Mr. Speaker, we must have the full details of her burial so that it is not lost on people the fact that she actually earned her strides. The Brigadier-General did all the relevant courses which empowered her to take part in what the United Nations call the Gender Responsive Peacekeeping Operations. I was actually in a course with her on Women, Peace and Security, and she was a woman who was confident and calm but very strong about her position and principles as well.

Mr. Speaker, to add to what the Hon Vice Chairman read is the fact that she served as a Platoon Commander for the 2nd Infantry Battalion in 1980 after her training. She was also the Adjutant to the 3rd Border Guards Battalion from 1981 to 1982 and she subsequently was appointed the General Staff Officer Grade 3 (Training and Personnel Officer) at the Border Guards Headquarters from 1983 to 1984, and then as Adjutant to the Border Guards Training School in Kpetoe in 1984

Mr. Speaker, in 1995, she was appointed the 2nd in Command at the Ghana Armed Forces Pay Regiment and in 1999 as the Commanding Officer becoming the first female officer to occupy these positions. Mr.
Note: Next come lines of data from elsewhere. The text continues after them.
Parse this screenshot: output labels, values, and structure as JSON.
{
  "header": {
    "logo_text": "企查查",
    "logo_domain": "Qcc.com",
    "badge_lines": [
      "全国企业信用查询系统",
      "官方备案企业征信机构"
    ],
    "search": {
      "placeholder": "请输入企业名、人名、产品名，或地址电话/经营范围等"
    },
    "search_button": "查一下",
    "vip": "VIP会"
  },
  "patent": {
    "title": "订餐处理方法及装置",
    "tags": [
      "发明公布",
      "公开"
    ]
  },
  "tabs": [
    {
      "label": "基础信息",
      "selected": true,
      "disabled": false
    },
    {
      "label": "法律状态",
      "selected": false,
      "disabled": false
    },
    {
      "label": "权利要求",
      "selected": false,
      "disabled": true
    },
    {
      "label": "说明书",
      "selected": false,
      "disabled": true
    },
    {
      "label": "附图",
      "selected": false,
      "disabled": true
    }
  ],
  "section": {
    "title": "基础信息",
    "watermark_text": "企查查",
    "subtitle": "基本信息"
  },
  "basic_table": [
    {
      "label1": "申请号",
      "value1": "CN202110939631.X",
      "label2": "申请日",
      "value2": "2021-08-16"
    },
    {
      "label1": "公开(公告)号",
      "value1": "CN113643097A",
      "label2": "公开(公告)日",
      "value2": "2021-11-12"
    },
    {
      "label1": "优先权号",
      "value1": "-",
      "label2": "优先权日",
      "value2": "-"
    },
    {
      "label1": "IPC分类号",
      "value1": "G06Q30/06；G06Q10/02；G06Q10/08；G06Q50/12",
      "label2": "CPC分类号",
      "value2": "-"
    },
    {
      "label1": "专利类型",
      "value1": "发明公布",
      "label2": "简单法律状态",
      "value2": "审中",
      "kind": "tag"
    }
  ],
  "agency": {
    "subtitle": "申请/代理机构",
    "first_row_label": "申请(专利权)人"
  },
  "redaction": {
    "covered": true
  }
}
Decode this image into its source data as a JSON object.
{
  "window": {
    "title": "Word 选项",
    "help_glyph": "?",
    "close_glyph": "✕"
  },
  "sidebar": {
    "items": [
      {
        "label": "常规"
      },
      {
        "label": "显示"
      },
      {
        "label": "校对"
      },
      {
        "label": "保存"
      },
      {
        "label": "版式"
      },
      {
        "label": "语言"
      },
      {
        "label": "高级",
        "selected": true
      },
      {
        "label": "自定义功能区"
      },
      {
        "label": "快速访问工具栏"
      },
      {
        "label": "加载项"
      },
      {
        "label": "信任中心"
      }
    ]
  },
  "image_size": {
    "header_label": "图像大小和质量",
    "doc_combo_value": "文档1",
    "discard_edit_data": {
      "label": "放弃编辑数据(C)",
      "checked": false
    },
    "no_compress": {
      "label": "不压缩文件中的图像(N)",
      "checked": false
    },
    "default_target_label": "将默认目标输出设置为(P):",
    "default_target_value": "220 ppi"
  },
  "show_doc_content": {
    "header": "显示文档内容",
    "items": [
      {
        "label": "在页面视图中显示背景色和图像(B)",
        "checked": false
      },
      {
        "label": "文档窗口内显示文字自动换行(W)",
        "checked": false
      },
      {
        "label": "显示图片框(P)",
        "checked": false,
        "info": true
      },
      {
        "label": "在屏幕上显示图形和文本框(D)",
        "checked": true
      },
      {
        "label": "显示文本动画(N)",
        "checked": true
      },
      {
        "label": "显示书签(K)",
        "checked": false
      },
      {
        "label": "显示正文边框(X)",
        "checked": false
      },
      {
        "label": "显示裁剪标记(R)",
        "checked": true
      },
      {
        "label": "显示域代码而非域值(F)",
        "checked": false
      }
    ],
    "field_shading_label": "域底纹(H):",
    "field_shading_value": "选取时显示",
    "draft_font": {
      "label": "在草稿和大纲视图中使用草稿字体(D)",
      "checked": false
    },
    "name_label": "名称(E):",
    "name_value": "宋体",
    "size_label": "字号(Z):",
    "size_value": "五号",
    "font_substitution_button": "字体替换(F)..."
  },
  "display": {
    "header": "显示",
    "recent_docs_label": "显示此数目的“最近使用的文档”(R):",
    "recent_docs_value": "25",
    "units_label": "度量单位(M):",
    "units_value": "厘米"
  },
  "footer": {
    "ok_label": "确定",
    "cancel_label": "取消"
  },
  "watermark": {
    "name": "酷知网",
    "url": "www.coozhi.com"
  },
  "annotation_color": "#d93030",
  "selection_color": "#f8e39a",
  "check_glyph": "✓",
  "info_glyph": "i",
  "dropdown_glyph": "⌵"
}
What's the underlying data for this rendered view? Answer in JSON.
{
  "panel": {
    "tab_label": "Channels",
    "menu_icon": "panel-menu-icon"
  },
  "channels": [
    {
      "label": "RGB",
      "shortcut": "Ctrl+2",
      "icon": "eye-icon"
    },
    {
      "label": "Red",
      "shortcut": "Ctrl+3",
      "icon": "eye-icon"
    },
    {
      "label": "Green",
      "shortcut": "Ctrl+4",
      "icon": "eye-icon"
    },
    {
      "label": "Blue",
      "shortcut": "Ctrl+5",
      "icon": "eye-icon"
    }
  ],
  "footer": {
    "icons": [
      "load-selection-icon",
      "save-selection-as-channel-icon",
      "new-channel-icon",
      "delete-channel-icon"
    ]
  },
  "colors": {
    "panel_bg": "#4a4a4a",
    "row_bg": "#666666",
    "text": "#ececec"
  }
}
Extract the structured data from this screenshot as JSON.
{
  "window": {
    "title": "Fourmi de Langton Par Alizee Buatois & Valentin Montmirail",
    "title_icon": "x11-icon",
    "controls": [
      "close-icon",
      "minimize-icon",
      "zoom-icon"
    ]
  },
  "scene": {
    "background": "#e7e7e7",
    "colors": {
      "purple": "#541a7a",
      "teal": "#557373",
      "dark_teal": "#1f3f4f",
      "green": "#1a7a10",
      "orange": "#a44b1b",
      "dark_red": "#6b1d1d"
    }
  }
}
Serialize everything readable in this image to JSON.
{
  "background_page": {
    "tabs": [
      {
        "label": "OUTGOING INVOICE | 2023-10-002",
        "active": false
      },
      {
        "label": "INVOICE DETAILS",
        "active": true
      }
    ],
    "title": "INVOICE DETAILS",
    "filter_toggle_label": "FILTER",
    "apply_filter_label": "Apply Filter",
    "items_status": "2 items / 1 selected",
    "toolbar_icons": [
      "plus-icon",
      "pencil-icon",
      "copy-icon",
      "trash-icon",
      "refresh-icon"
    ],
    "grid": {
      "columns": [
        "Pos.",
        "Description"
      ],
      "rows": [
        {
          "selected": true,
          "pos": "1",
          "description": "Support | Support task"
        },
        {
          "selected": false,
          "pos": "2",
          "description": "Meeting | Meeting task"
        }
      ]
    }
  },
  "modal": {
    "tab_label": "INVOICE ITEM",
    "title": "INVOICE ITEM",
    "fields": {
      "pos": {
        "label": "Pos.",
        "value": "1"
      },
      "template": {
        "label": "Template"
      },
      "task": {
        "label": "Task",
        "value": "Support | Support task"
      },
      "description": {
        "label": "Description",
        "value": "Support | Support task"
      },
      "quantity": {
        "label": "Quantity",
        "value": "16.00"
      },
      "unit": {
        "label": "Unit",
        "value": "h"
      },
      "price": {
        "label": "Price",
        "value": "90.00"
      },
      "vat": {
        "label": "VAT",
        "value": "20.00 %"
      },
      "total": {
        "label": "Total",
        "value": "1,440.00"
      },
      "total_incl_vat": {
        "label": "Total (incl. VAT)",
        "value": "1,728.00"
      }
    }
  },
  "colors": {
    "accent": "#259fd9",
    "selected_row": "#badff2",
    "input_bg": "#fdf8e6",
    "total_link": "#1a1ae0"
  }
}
Speaker, she was an old girl and certainly lived by the motto of the Wesley Girls’ High School, which is to “Live Pure, Speak True, Right Wrong and Follow the King”.

 

Mr. Speaker, the Brigadier-General is indeed a beacon of hope and a good example, not just to the young women within the security services, but also to those who are living within the civilian space and wanting to aspire to greatness. She was truly an example of someone who did not just fill the quota of being a female, but she truly earned her strides and climbed up the ladder in Ghana Armed Forces.

 

Mr. Speaker, her role as Deputy Commander in the United Nations Mission in the Democratic Republic of Congo (MUNOSCO) was also a weighty proof that Ghana was indeed fulfilling its role of ensuring that we played the role of a gender responsive United Nations Peacekeeping Operations, which fed from the original UN Security Council Resolution 132(5), and acknowledged the disproportionate impact of conflict on women in this world.

 

Mr. Speaker, she played her role and she should not be seen as the only female to have ascended to this position. She broke the glass-ceiling and it is time for other women to occupy such positions so that she would no longer be the exception but the role.

 

Mr. Speaker, thank you for the opportunity and may she rest in peace.